Maior controle dos bancos nos EUA
Dois anos depois do estouro da maior bolha financeira desde os anos 30, o governo dos Estados Unidos apresenta um plano para disciplinar o mercado, tornar os bancos menos propensos a aventuras e aumentar a segurança do consumidor e do depositante e, por extensão, de toda a economia. Neste caso, “toda a economia” tem o sentido mais amplo: hoje, o mundo inteiro paga o preço dos atos irresponsáveis cometidos em primeiro lugar nas instituições americanas. Esses atos foram facilitados por uma legislação permissiva, pela omissão das autoridades e também por erros na condução da política monetária. As inovações propostas pelo presidente Barack Obama são portanto bem-vindas, apesar do atraso. Não se poderia esperar de seu antecessor, o presidente George W. Bush, um esforço maior para disciplinar o setor financeiro.
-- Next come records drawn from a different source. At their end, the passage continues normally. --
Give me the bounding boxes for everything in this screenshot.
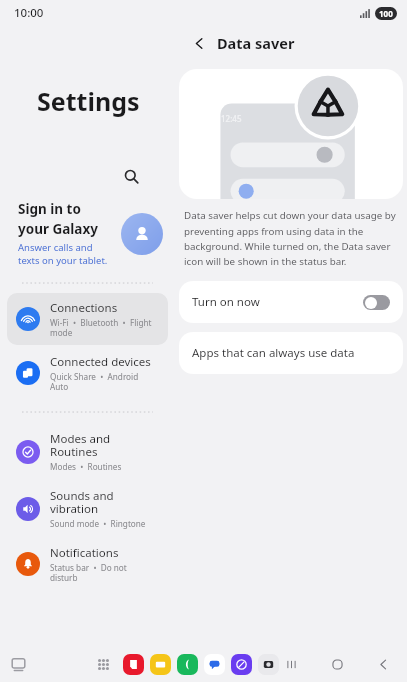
staticText: Answer calls and <box>18 241 93 254</box>
button[interactable]: Internet <box>231 654 252 675</box>
button[interactable]: Modes and Routines <box>7 424 168 479</box>
staticText: Modes and Routines <box>50 431 111 460</box>
button[interactable]: Connected devices <box>7 347 168 399</box>
button[interactable]: Camera <box>258 654 279 675</box>
staticText: Sounds and vibration <box>50 488 114 517</box>
button[interactable]: Connections <box>7 293 168 345</box>
staticText: Data saver helps cut down your data usag… <box>184 209 398 268</box>
staticText: Notifications <box>50 545 119 561</box>
button[interactable]: Notes <box>123 654 144 675</box>
staticText: Status bar • Do not disturb <box>50 562 127 583</box>
staticText: your Galaxy <box>18 220 98 238</box>
staticText: 10:00 <box>14 5 44 21</box>
staticText: Sound mode • Ringtone <box>50 518 146 529</box>
staticText: 100 <box>379 8 393 19</box>
button[interactable]: Search <box>115 160 147 192</box>
button[interactable]: Files <box>150 654 171 675</box>
button[interactable]: Recents panel <box>6 652 30 676</box>
button[interactable]: Home <box>323 650 351 678</box>
button[interactable]: Turn on now <box>179 281 403 323</box>
staticText: Turn on now <box>192 294 363 310</box>
staticText: Connected devices <box>50 354 151 370</box>
button[interactable]: Apps that can always use data <box>179 332 403 374</box>
button[interactable]: Apps <box>91 652 115 676</box>
button[interactable]: Sounds and vibration <box>7 481 168 536</box>
staticText: texts on your tablet. <box>18 254 108 267</box>
button[interactable]: Back <box>186 30 212 56</box>
staticText: Settings <box>37 84 140 118</box>
staticText: 12:45 <box>221 113 242 124</box>
button[interactable]: Notifications <box>7 538 168 590</box>
staticText: Apps that can always use data <box>192 345 355 361</box>
staticText: Quick Share • Android Auto <box>50 371 139 392</box>
staticText: Modes • Routines <box>50 461 122 472</box>
button[interactable]: Sign in to <box>18 200 163 267</box>
button[interactable]: Messages <box>204 654 225 675</box>
staticText: Data saver <box>217 33 295 53</box>
staticText: Connections <box>50 300 118 316</box>
button[interactable]: Phone <box>177 654 198 675</box>
staticText: Sign in to <box>18 200 81 218</box>
button[interactable]: Recent apps <box>277 650 305 678</box>
staticText: Wi-Fi • Bluetooth • Flight mode <box>50 317 152 338</box>
button[interactable]: Back <box>369 650 397 678</box>
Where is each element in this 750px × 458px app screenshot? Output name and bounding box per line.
Parte dos congressistas resistirá ao plano elaborado pelo Executivo, por julgá-lo intervencionista em excesso e nocivo ao funcionamento do livre mercado. Dirigentes do setor financeiro tentarão, provavelmente, impedir a adoção de regras mais severas de controle de seus negócios.
Grandes bancos ajudados pelo governo estão conseguindo com surpreendente rapidez o capital necessário para normalizar suas operações. Nove instituições de grande peso – entre estas o JP Morgan Chase, o Morgan Stanley e o Goldman Sachs – anunciaram na quarta-feira o reembolso de US$ 66,25 bilhões de ajuda fornecidos pelo Tesouro. Aceitarão a tutela, se forem capazes de sustentar-se, a partir de agora, sem depender do governo?
Ao apresentar o plano, o presidente Obama procurou antecipar-se às acusações de intervencionismo. O sistema, segundo ele, funcionava sobre areia movediça. A regulação proposta não deverá limitar, segundo ele, a criatividade e a inovação. Deverá apenas favorecer a robustez do mercado e a transparência de suas operações, facilitando ao consumidor o entendimento dos negócios oferecidos.
Ao mencionar os objetivos de transparência e de segurança para o aplicador, Obama tocou num dos pontos mais defeituosos do sistema: a bolha foi criada por uma sequência de operações obscuras, montadas à margem dos controles contábeis dos próprios bancos e ininteligíveis para a maioria das pessoas.
Na essência, não há muita originalidade nas mudanças propostas pelo presidente dos EUA. O plano inclui, em primeiro lugar, um novo esquema institucional de supervisão e controle, com a criação de dois organismos ligados ao Executivo e a ampliação dos poderes do Federal Reserve (Fed, o banco central americano). O Fed ganhará autoridade sobre todas as instituições – bancárias e não bancárias – importantes para a estabilidade do sistema. Antes, o Fed tinha poderes para controlar os bancos em sentido estrito (isto é, os bancos comerciais). Não supervisionava outras entidades, como bancos de investimento, onde foi gerada a maior parte das operações mais desastrosas. No Brasil, todo o sistema está sujeito a controle federal há muitos anos e a supervisão realizada pelo Banco Central já era muito mais ampla que a exercida tradicionalmente pelo Fed.
Também estão previstas no plano exigências maiores de capital e de liquidez para instituições de todos os tipos. Os bancos terão menor liberdade para conceder empréstimos, porque serão forçados, se as mudanças forem aprovadas, a manter uma proporção mais reduzida entre as aplicações e o capital. No jargão técnico, serão obrigados a reduzir sua alavancagem.
Limitações desse tipo são observadas há anos no Brasil. São estranhas ao sistema bancário americano porque os Estados Unidos se atrasaram na adoção das chamadas normas de Basileia, recomendadas pelo Banco de Compensações Internacionais (Bank for International Settlements, BIS). Parece brincadeira o presidente Obama ter pedido ao Comitê de Basileia sobre Supervisão Bancária regras mais severas para aplicação internacional.
Uma das boas inovações do plano é a proposta de regras para as agências de classificação de risco, em geral ineficientes na prevenção de crises. Um dos objetivos é limitar conflitos de interesse, observados, por exemplo, quando as agências prestam serviços aos clientes sujeitos a avaliação.
O detalhamento do plano será complicado e a tramitação no Congresso poderá ser politicamente difícil. Mas o passo inicial é altamente positivo.